Know what you mean.  I think I read somewhere that 600mm is allowed to handrail.  Personally, if for general use, it is not a comfortable width especially with winders.  Suggest draw a quick plan and send to a stair co. for a quote.  They will know best the regs.

----------


## Gambier

ok cheers. might do that cause im also having trouble ftting them in the space required.
thanks

----------


## barney118

funny I dont think the BCA has a minimum width but a guide would be shoulder width, BCA has going and risers as far as I know.

----------


## Gambier

Yeah thats the problem ive had.
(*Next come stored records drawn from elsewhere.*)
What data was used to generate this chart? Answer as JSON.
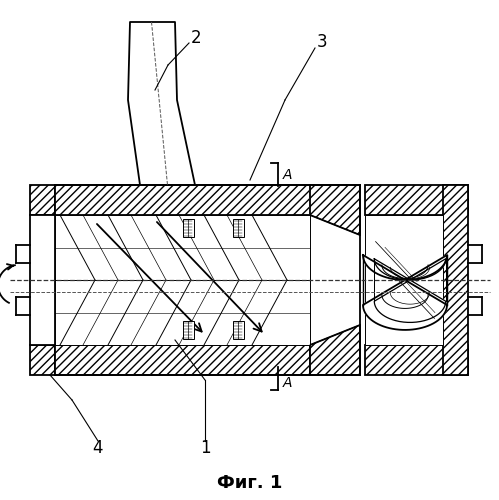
{
  "title": "Фиг. 1",
  "bg_color": "#ffffff",
  "line_color": "#000000",
  "title_fontsize": 13,
  "lw_main": 1.3,
  "lw_thin": 0.7,
  "lw_hatch": 0.5
}
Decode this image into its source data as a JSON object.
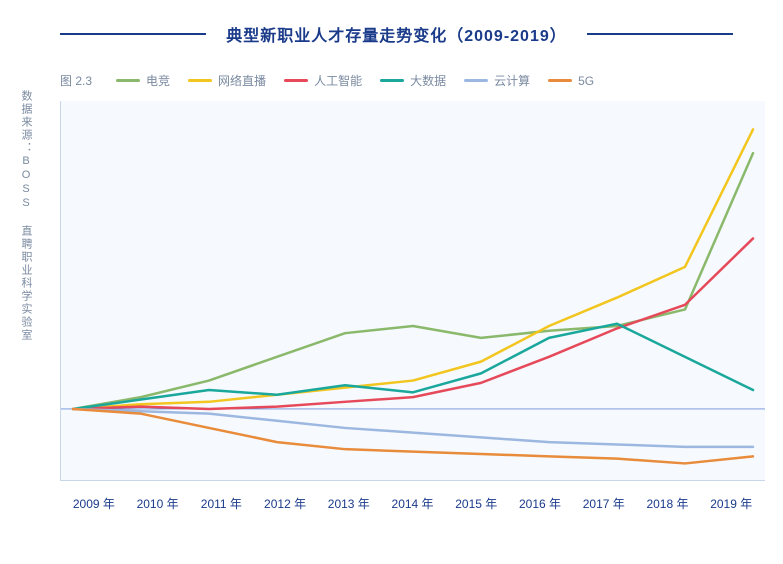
{
  "title": "典型新职业人才存量走势变化（2009-2019）",
  "source_label": "数据来源：BOSS 直聘职业科学实验室",
  "figure_label": "图 2.3",
  "chart": {
    "type": "line",
    "background_color": "#f6f9fe",
    "page_background": "#ffffff",
    "axis_color": "#c9d6ea",
    "baseline_color": "#6a8fd8",
    "title_color": "#1a3a8a",
    "title_fontsize": 16,
    "label_color": "#7a8aa0",
    "xlabel_color": "#1a3a8a",
    "tick_fontsize": 12,
    "legend_fontsize": 12,
    "line_width": 2.5,
    "grid": false,
    "xlim": [
      2009,
      2019
    ],
    "ylim": [
      -30,
      130
    ],
    "baseline_y": 0,
    "x_categories": [
      "2009 年",
      "2010 年",
      "2011 年",
      "2012 年",
      "2013 年",
      "2014 年",
      "2015 年",
      "2016 年",
      "2017 年",
      "2018 年",
      "2019 年"
    ],
    "series": [
      {
        "name": "电竞",
        "color": "#8ab96b",
        "values": [
          0,
          5,
          12,
          22,
          32,
          35,
          30,
          33,
          35,
          42,
          108
        ]
      },
      {
        "name": "网络直播",
        "color": "#f2c61f",
        "values": [
          0,
          2,
          3,
          6,
          9,
          12,
          20,
          35,
          47,
          60,
          118
        ]
      },
      {
        "name": "人工智能",
        "color": "#e64a5a",
        "values": [
          0,
          1,
          0,
          1,
          3,
          5,
          11,
          22,
          34,
          44,
          72
        ]
      },
      {
        "name": "大数据",
        "color": "#1aa79c",
        "values": [
          0,
          4,
          8,
          6,
          10,
          7,
          15,
          30,
          36,
          22,
          8
        ]
      },
      {
        "name": "云计算",
        "color": "#9db8e0",
        "values": [
          0,
          -1,
          -2,
          -5,
          -8,
          -10,
          -12,
          -14,
          -15,
          -16,
          -16
        ]
      },
      {
        "name": "5G",
        "color": "#e88b3a",
        "values": [
          0,
          -2,
          -8,
          -14,
          -17,
          -18,
          -19,
          -20,
          -21,
          -23,
          -20
        ]
      }
    ]
  }
}
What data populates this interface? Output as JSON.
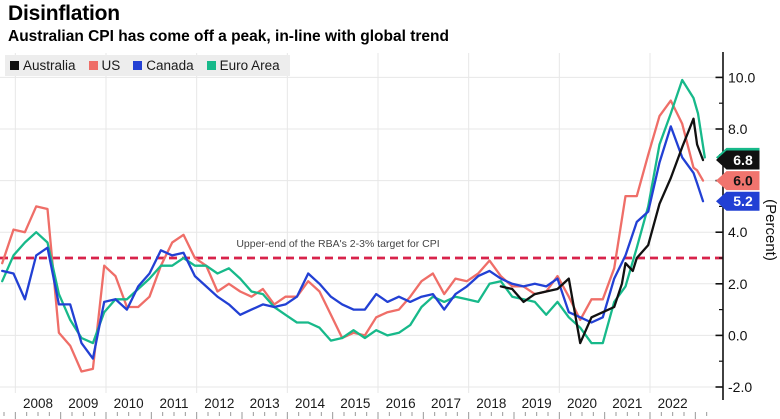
{
  "header": {
    "title": "Disinflation",
    "subtitle": "Australian CPI has come off a peak, in-line with global trend"
  },
  "legend": [
    {
      "id": "australia",
      "label": "Australia",
      "color": "#111111"
    },
    {
      "id": "us",
      "label": "US",
      "color": "#ef6e68"
    },
    {
      "id": "canada",
      "label": "Canada",
      "color": "#2240d4"
    },
    {
      "id": "euro-area",
      "label": "Euro Area",
      "color": "#17b98a"
    }
  ],
  "annotation": {
    "text": "Upper-end of the RBA's 2-3% target for CPI",
    "line_value": 3.0,
    "line_color": "#d8234b"
  },
  "y_axis": {
    "label": "(Percent)",
    "ticks": [
      {
        "v": 10,
        "label": "10.0"
      },
      {
        "v": 8,
        "label": "8.0"
      },
      {
        "v": 6,
        "label": "6.0"
      },
      {
        "v": 4,
        "label": "4.0"
      },
      {
        "v": 2,
        "label": "2.0"
      },
      {
        "v": 0,
        "label": "0.0"
      },
      {
        "v": -2,
        "label": "-2.0"
      }
    ],
    "minor_ticks": [
      9,
      7,
      5,
      3,
      1,
      -1
    ]
  },
  "x_axis": {
    "years": [
      "2008",
      "2009",
      "2010",
      "2011",
      "2012",
      "2013",
      "2014",
      "2015",
      "2016",
      "2017",
      "2018",
      "2019",
      "2020",
      "2021",
      "2022"
    ],
    "gridline_years": [
      2008,
      2010,
      2012,
      2014,
      2016,
      2018,
      2020,
      2022
    ]
  },
  "end_labels": [
    {
      "id": "euro-area",
      "text": "",
      "bg": "#17b98a",
      "fg": "#ffffff",
      "v": 6.9
    },
    {
      "id": "australia",
      "text": "6.8",
      "bg": "#111111",
      "fg": "#ffffff",
      "v": 6.8
    },
    {
      "id": "us",
      "text": "6.0",
      "bg": "#f0746e",
      "fg": "#141414",
      "v": 6.0
    },
    {
      "id": "canada",
      "text": "5.2",
      "bg": "#2240d4",
      "fg": "#ffffff",
      "v": 5.2
    }
  ],
  "chart_data": {
    "type": "line",
    "title": "Disinflation",
    "subtitle": "Australian CPI has come off a peak, in-line with global trend",
    "ylabel": "(Percent)",
    "x_unit": "year (decimal; quarterly CPI YoY points, monthly at tail)",
    "xlim": [
      2007.66,
      2023.6
    ],
    "ylim": [
      -2.8,
      10.8
    ],
    "grid": true,
    "legend_position": "top-left",
    "target_line": {
      "value": 3.0,
      "label": "Upper-end of the RBA's 2-3% target for CPI"
    },
    "series": [
      {
        "id": "us",
        "name": "US",
        "color": "#ef6e68",
        "end_value": 6.0,
        "points": [
          [
            2007.71,
            2.8
          ],
          [
            2007.96,
            4.1
          ],
          [
            2008.21,
            4.0
          ],
          [
            2008.46,
            5.0
          ],
          [
            2008.71,
            4.9
          ],
          [
            2008.96,
            0.1
          ],
          [
            2009.21,
            -0.4
          ],
          [
            2009.46,
            -1.4
          ],
          [
            2009.71,
            -1.3
          ],
          [
            2009.96,
            2.7
          ],
          [
            2010.21,
            2.3
          ],
          [
            2010.46,
            1.1
          ],
          [
            2010.71,
            1.1
          ],
          [
            2010.96,
            1.5
          ],
          [
            2011.21,
            2.7
          ],
          [
            2011.46,
            3.6
          ],
          [
            2011.71,
            3.9
          ],
          [
            2011.96,
            3.0
          ],
          [
            2012.21,
            2.7
          ],
          [
            2012.46,
            1.7
          ],
          [
            2012.71,
            2.0
          ],
          [
            2012.96,
            1.7
          ],
          [
            2013.21,
            1.5
          ],
          [
            2013.46,
            1.8
          ],
          [
            2013.71,
            1.2
          ],
          [
            2013.96,
            1.5
          ],
          [
            2014.21,
            1.5
          ],
          [
            2014.46,
            2.1
          ],
          [
            2014.71,
            1.7
          ],
          [
            2014.96,
            0.8
          ],
          [
            2015.21,
            -0.1
          ],
          [
            2015.46,
            0.1
          ],
          [
            2015.71,
            0.0
          ],
          [
            2015.96,
            0.7
          ],
          [
            2016.21,
            0.9
          ],
          [
            2016.46,
            1.0
          ],
          [
            2016.71,
            1.5
          ],
          [
            2016.96,
            2.1
          ],
          [
            2017.21,
            2.4
          ],
          [
            2017.46,
            1.6
          ],
          [
            2017.71,
            2.2
          ],
          [
            2017.96,
            2.1
          ],
          [
            2018.21,
            2.4
          ],
          [
            2018.46,
            2.9
          ],
          [
            2018.71,
            2.3
          ],
          [
            2018.96,
            1.9
          ],
          [
            2019.21,
            1.9
          ],
          [
            2019.46,
            1.6
          ],
          [
            2019.71,
            1.7
          ],
          [
            2019.96,
            2.3
          ],
          [
            2020.21,
            1.5
          ],
          [
            2020.46,
            0.6
          ],
          [
            2020.71,
            1.4
          ],
          [
            2020.96,
            1.4
          ],
          [
            2021.21,
            2.6
          ],
          [
            2021.46,
            5.4
          ],
          [
            2021.71,
            5.4
          ],
          [
            2021.96,
            7.0
          ],
          [
            2022.21,
            8.5
          ],
          [
            2022.46,
            9.1
          ],
          [
            2022.71,
            8.2
          ],
          [
            2022.96,
            6.5
          ],
          [
            2023.04,
            6.4
          ],
          [
            2023.17,
            6.0
          ]
        ]
      },
      {
        "id": "euro-area",
        "name": "Euro Area",
        "color": "#17b98a",
        "end_value": 6.9,
        "points": [
          [
            2007.71,
            2.1
          ],
          [
            2007.96,
            3.1
          ],
          [
            2008.21,
            3.6
          ],
          [
            2008.46,
            4.0
          ],
          [
            2008.71,
            3.6
          ],
          [
            2008.96,
            1.6
          ],
          [
            2009.21,
            0.6
          ],
          [
            2009.46,
            -0.1
          ],
          [
            2009.71,
            -0.3
          ],
          [
            2009.96,
            0.9
          ],
          [
            2010.21,
            1.4
          ],
          [
            2010.46,
            1.4
          ],
          [
            2010.71,
            1.8
          ],
          [
            2010.96,
            2.2
          ],
          [
            2011.21,
            2.7
          ],
          [
            2011.46,
            2.7
          ],
          [
            2011.71,
            3.0
          ],
          [
            2011.96,
            2.7
          ],
          [
            2012.21,
            2.7
          ],
          [
            2012.46,
            2.4
          ],
          [
            2012.71,
            2.6
          ],
          [
            2012.96,
            2.2
          ],
          [
            2013.21,
            1.7
          ],
          [
            2013.46,
            1.6
          ],
          [
            2013.71,
            1.1
          ],
          [
            2013.96,
            0.8
          ],
          [
            2014.21,
            0.5
          ],
          [
            2014.46,
            0.5
          ],
          [
            2014.71,
            0.3
          ],
          [
            2014.96,
            -0.2
          ],
          [
            2015.21,
            -0.1
          ],
          [
            2015.46,
            0.2
          ],
          [
            2015.71,
            -0.1
          ],
          [
            2015.96,
            0.2
          ],
          [
            2016.21,
            0.0
          ],
          [
            2016.46,
            0.1
          ],
          [
            2016.71,
            0.4
          ],
          [
            2016.96,
            1.1
          ],
          [
            2017.21,
            1.5
          ],
          [
            2017.46,
            1.3
          ],
          [
            2017.71,
            1.5
          ],
          [
            2017.96,
            1.4
          ],
          [
            2018.21,
            1.3
          ],
          [
            2018.46,
            2.0
          ],
          [
            2018.71,
            2.1
          ],
          [
            2018.96,
            1.5
          ],
          [
            2019.21,
            1.4
          ],
          [
            2019.46,
            1.3
          ],
          [
            2019.71,
            0.8
          ],
          [
            2019.96,
            1.3
          ],
          [
            2020.21,
            0.7
          ],
          [
            2020.46,
            0.3
          ],
          [
            2020.71,
            -0.3
          ],
          [
            2020.96,
            -0.3
          ],
          [
            2021.21,
            1.3
          ],
          [
            2021.46,
            1.9
          ],
          [
            2021.71,
            3.4
          ],
          [
            2021.96,
            5.0
          ],
          [
            2022.21,
            7.4
          ],
          [
            2022.46,
            8.6
          ],
          [
            2022.71,
            9.9
          ],
          [
            2022.96,
            9.2
          ],
          [
            2023.06,
            8.6
          ],
          [
            2023.21,
            6.9
          ]
        ]
      },
      {
        "id": "canada",
        "name": "Canada",
        "color": "#2240d4",
        "end_value": 5.2,
        "points": [
          [
            2007.71,
            2.5
          ],
          [
            2007.96,
            2.4
          ],
          [
            2008.21,
            1.4
          ],
          [
            2008.46,
            3.1
          ],
          [
            2008.71,
            3.4
          ],
          [
            2008.96,
            1.2
          ],
          [
            2009.21,
            1.2
          ],
          [
            2009.46,
            -0.3
          ],
          [
            2009.71,
            -0.9
          ],
          [
            2009.96,
            1.3
          ],
          [
            2010.21,
            1.4
          ],
          [
            2010.46,
            1.0
          ],
          [
            2010.71,
            1.9
          ],
          [
            2010.96,
            2.4
          ],
          [
            2011.21,
            3.3
          ],
          [
            2011.46,
            3.1
          ],
          [
            2011.71,
            3.2
          ],
          [
            2011.96,
            2.3
          ],
          [
            2012.21,
            1.9
          ],
          [
            2012.46,
            1.5
          ],
          [
            2012.71,
            1.2
          ],
          [
            2012.96,
            0.8
          ],
          [
            2013.21,
            1.0
          ],
          [
            2013.46,
            1.2
          ],
          [
            2013.71,
            1.1
          ],
          [
            2013.96,
            1.2
          ],
          [
            2014.21,
            1.5
          ],
          [
            2014.46,
            2.4
          ],
          [
            2014.71,
            2.0
          ],
          [
            2014.96,
            1.5
          ],
          [
            2015.21,
            1.2
          ],
          [
            2015.46,
            1.0
          ],
          [
            2015.71,
            1.0
          ],
          [
            2015.96,
            1.6
          ],
          [
            2016.21,
            1.3
          ],
          [
            2016.46,
            1.5
          ],
          [
            2016.71,
            1.3
          ],
          [
            2016.96,
            1.5
          ],
          [
            2017.21,
            1.6
          ],
          [
            2017.46,
            1.0
          ],
          [
            2017.71,
            1.6
          ],
          [
            2017.96,
            1.9
          ],
          [
            2018.21,
            2.3
          ],
          [
            2018.46,
            2.5
          ],
          [
            2018.71,
            2.2
          ],
          [
            2018.96,
            2.0
          ],
          [
            2019.21,
            1.9
          ],
          [
            2019.46,
            2.0
          ],
          [
            2019.71,
            1.9
          ],
          [
            2019.96,
            2.2
          ],
          [
            2020.21,
            0.9
          ],
          [
            2020.46,
            0.7
          ],
          [
            2020.71,
            0.5
          ],
          [
            2020.96,
            0.7
          ],
          [
            2021.21,
            2.2
          ],
          [
            2021.46,
            3.1
          ],
          [
            2021.71,
            4.4
          ],
          [
            2021.96,
            4.8
          ],
          [
            2022.21,
            6.7
          ],
          [
            2022.46,
            8.1
          ],
          [
            2022.71,
            6.9
          ],
          [
            2022.96,
            6.3
          ],
          [
            2023.04,
            5.9
          ],
          [
            2023.17,
            5.2
          ]
        ]
      },
      {
        "id": "australia",
        "name": "Australia",
        "color": "#111111",
        "end_value": 6.8,
        "points": [
          [
            2018.71,
            1.9
          ],
          [
            2018.96,
            1.8
          ],
          [
            2019.21,
            1.3
          ],
          [
            2019.46,
            1.6
          ],
          [
            2019.71,
            1.7
          ],
          [
            2019.96,
            1.8
          ],
          [
            2020.21,
            2.2
          ],
          [
            2020.46,
            -0.3
          ],
          [
            2020.71,
            0.7
          ],
          [
            2020.96,
            0.9
          ],
          [
            2021.21,
            1.1
          ],
          [
            2021.38,
            2.0
          ],
          [
            2021.46,
            2.8
          ],
          [
            2021.62,
            2.5
          ],
          [
            2021.71,
            3.0
          ],
          [
            2021.96,
            3.5
          ],
          [
            2022.21,
            5.1
          ],
          [
            2022.46,
            6.1
          ],
          [
            2022.71,
            7.3
          ],
          [
            2022.96,
            8.4
          ],
          [
            2023.04,
            7.4
          ],
          [
            2023.17,
            6.8
          ]
        ]
      }
    ]
  }
}
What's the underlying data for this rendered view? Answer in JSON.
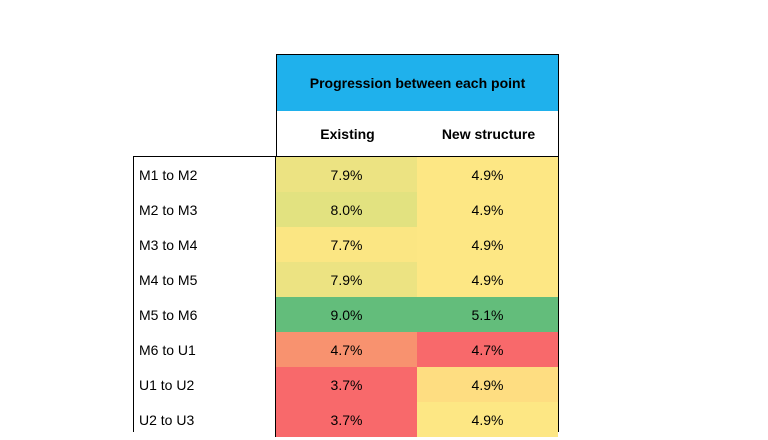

Ive read people saying 600 and 750 but nothing in the bca. You would think thats pretty important

----------


## intertd6

> Yeah thats the problem ive had. Ive read people saying 600 and 750 but nothing in the bca. You would think thats pretty important

   It's 600mm between the handrails & handrails are only required in some situations
try this site http://www.ozstair.com.au/design-centre/bca-regulations
regards inter

----------


## phild01

> It's 600mm between the handrails & handrails are only required in some situations
> try this site http://www.ozstair.com.au/design-centre/bca-regulations
> regards inter

  That looks like where I read it.

----------